THEORETICAL MODELS OF DEFECTS IN REDUCIBLE OXIDES AND AT INTERFACES
WG4 members: Alexander Shluger, Scott Woodley
The activity aims at the developing and application of new theoretical methods for modelling defects and defect properties in reducible oxides and at interfaces with metals and semiconductors for microelectronics and energy applications. The oxides studied include binary oxides MgO, ZnO, SiO2, TiO2, ZrO2, HfO2, as well as more complex oxides, such as CaMnO3 and HfSiO4. We focus on modelling the structure and properties of defects in the bulk and at surfaces of these oxides as well as at interfaces, such as Si/SiO2/HfO2, MgO/Ag, HfO2/TiN and others in the form of ultrathin films and supported nanostructures for microelectronic applications.
The goal is to achieve the atomic scale understanding of the investigated systems with particular focus on the factors which influence reducibility (i.e. dimensionality, doping, metal support and interaction with supported metal nanoparticles).
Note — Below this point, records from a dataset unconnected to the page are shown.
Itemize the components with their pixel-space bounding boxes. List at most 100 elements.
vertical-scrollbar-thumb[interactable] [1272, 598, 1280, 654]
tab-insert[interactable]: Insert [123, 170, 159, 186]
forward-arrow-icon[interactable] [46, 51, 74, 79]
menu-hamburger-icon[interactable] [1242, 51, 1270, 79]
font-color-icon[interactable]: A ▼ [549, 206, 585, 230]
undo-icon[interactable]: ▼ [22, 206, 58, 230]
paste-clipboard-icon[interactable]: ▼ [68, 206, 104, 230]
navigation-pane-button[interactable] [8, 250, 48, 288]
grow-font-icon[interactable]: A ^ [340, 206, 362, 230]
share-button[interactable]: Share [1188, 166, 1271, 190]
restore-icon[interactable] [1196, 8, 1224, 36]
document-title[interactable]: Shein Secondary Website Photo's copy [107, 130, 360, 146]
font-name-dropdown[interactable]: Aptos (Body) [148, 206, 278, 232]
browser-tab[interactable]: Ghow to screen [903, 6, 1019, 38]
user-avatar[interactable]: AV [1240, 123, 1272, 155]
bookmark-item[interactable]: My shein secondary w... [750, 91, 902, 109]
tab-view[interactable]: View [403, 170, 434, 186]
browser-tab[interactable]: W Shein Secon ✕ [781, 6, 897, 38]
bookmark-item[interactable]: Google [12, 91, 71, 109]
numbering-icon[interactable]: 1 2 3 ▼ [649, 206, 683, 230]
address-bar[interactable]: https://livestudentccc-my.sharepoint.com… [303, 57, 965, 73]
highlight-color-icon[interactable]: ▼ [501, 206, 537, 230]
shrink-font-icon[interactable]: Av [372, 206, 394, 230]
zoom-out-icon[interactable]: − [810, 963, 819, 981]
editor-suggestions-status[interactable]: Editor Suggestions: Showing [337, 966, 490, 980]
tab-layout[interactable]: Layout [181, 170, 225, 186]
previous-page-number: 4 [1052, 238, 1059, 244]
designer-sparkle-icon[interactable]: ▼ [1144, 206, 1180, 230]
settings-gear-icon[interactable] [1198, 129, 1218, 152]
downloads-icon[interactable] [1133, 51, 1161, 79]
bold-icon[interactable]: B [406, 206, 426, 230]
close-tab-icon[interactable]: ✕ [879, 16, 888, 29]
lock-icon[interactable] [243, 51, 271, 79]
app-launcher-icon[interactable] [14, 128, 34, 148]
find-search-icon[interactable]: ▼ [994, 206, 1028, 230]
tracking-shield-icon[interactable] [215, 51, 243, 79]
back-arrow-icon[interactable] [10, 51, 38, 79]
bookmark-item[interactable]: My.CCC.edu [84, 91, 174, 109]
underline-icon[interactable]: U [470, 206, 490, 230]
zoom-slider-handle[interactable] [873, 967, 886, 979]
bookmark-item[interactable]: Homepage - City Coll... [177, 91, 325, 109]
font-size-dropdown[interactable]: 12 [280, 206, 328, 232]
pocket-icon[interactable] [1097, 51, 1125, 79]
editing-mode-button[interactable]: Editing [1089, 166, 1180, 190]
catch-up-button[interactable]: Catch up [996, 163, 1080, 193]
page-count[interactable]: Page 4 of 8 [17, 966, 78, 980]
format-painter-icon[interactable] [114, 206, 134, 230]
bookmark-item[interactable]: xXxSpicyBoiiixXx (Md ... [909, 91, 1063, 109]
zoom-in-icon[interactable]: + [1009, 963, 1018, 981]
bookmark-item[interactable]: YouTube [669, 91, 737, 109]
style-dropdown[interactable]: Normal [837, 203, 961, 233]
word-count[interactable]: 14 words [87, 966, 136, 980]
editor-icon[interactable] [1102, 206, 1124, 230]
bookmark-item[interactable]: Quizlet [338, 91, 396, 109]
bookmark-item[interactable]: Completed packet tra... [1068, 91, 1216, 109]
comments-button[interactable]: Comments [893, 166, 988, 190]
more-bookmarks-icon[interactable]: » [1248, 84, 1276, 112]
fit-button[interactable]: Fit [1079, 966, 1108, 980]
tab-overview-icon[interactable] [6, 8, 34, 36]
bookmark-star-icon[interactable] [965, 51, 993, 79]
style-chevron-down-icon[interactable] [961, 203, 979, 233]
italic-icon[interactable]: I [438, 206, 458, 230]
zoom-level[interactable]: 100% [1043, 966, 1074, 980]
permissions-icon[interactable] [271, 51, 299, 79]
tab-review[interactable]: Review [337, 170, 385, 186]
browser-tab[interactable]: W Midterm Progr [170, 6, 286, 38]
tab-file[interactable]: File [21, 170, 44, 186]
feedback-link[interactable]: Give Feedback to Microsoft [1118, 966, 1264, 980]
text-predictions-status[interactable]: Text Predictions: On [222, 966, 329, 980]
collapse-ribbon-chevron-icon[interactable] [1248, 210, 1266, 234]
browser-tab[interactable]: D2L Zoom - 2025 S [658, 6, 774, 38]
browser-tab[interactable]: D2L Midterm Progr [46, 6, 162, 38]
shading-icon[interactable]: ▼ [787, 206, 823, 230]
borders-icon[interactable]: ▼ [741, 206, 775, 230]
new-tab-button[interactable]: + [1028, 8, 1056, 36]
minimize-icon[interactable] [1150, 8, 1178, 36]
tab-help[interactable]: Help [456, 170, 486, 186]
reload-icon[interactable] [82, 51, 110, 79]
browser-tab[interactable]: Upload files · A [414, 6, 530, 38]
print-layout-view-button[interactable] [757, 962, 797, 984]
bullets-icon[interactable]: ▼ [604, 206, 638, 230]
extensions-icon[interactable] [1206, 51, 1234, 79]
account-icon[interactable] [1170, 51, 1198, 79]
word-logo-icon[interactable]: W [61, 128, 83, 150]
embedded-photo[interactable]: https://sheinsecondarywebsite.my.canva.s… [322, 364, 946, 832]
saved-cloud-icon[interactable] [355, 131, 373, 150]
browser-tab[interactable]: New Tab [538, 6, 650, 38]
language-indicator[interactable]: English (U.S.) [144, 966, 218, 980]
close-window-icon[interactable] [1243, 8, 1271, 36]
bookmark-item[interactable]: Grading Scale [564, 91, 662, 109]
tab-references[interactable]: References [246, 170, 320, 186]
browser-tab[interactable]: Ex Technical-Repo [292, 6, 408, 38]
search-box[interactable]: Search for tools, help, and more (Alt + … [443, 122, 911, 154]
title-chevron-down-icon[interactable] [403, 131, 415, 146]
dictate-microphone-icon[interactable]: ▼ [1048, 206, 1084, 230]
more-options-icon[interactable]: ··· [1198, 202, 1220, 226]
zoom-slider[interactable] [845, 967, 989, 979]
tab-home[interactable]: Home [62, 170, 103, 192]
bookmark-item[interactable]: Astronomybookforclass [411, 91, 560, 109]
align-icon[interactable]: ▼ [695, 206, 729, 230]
The research is performed using a combination of atomistic and electronic structure methods. We develop force-fields for atomistic molecular dynamics simulations and effective computational methods for electronic structure calculations, as well as hybrid embedded cluster methods. Computer codes used in simulations include DL-Poly, LAMMPS, Guess, CRYSTAL09, CP2K, VASP and others.